WE WERE among those who doubted that a meeting on Ukraine in Geneva Thursday could produce results, given the weak Western response to Russian aggression. So count us as pleasantly surprised by the “initial concrete steps to de-escalate tensions and restore security” that the parties announced. The accord calls for the Russian-backed groups that have taken over government buildings in eastern Ukrainian cities to evacuate and disarm under the watch of international monitors. In exchange, Ukraine’s government committed to constitutional reforms giving eastern regions more autonomy, and the United States and Europe will hold off on further sanctions against Russia.
The deal promises to arrest what had looked like an accelerating slide into anarchy or even civil war in eastern Ukraine. As Secretary of State John F. Kerry pointed out, so far it exists merely as “words on paper,” and it remains to be seen whether Russia will fully unwind the quasi-covert offensive it launched 10 days ago. Mr. Kerry and President Obama suggested that if Western governments do not see progress by early next week they will go forward with new sanctions; it will be important to stick to that deadline.
“De-escalation” does not mean that Vladimir Putin has given up his goal of bringing as much of Ukraine as possible under Moscow’s suzerainty — and making the rest ungovernable. His performance in a televised appearance Thursday, in which he reiterated that the Russian parliament had given him authority to invade eastern Ukraine and referred to the region as “new Russia,” made clear that his ambition to upend the post-Cold War order in Europe remains unchecked.
Moscow is still demanding constitutional changes that would make the eastern regions virtually independent and give them a veto over national policies. Mr. Kerry said that Foreign Minister Sergei Lavrov indicated that the Russian troops still massed on Ukraine’s borders would be drawn down only “as the constitutional process unfolds.” In other words, Moscow reserves the right to use force if it does not get the chopped-up Ukraine it wants.
Ukraine’s government has promised decentralizing reforms. But any new political order that satisfies the imperative of an independent nation capable of making its own decisions about economic relationships and alliances will not be acceptable to Mr. Putin. If he slows his creeping invasion of Ukraine, it must be seen as a tactical maneuver. The Russian ruler is avoiding Western sanctions that might have targeted more members of his inner circle while giving Ukraine’s government the chance to give in to his demands.
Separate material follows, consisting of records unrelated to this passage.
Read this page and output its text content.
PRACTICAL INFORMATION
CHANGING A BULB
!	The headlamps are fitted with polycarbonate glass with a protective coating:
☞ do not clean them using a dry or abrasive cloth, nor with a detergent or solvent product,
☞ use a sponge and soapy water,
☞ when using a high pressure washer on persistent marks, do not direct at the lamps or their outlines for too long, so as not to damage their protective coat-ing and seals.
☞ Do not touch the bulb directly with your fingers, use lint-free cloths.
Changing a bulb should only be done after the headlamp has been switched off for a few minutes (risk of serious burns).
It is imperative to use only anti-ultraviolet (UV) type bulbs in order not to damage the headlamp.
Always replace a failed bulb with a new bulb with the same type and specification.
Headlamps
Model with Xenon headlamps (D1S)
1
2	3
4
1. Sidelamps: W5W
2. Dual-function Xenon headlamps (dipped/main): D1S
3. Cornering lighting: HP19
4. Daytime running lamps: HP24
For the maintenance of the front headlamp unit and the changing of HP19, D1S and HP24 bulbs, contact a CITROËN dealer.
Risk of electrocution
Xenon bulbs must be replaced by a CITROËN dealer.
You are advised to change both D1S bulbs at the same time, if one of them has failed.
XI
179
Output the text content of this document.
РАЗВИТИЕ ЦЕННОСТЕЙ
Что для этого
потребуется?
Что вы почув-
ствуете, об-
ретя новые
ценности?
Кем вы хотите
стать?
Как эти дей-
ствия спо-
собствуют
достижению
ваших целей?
He appears to hope that the Obama administration and European Union will lean on Kiev to comply. “The U.S. authorities have assured us,” said Mr. Lavrov, “that the constitutional reform will take place.”
All those concerns notwithstanding, Mr. Kerry was justified in calling the Geneva accord “a good day’s work.” If it is implemented, Ukraine could be diverted from a downward spiral that could have led to civil war. The United States and its allies must now ensure that Russia genuinely puts an end to its intervention — and that Ukraine is not forced into unacceptable concessions in order to prevent another one.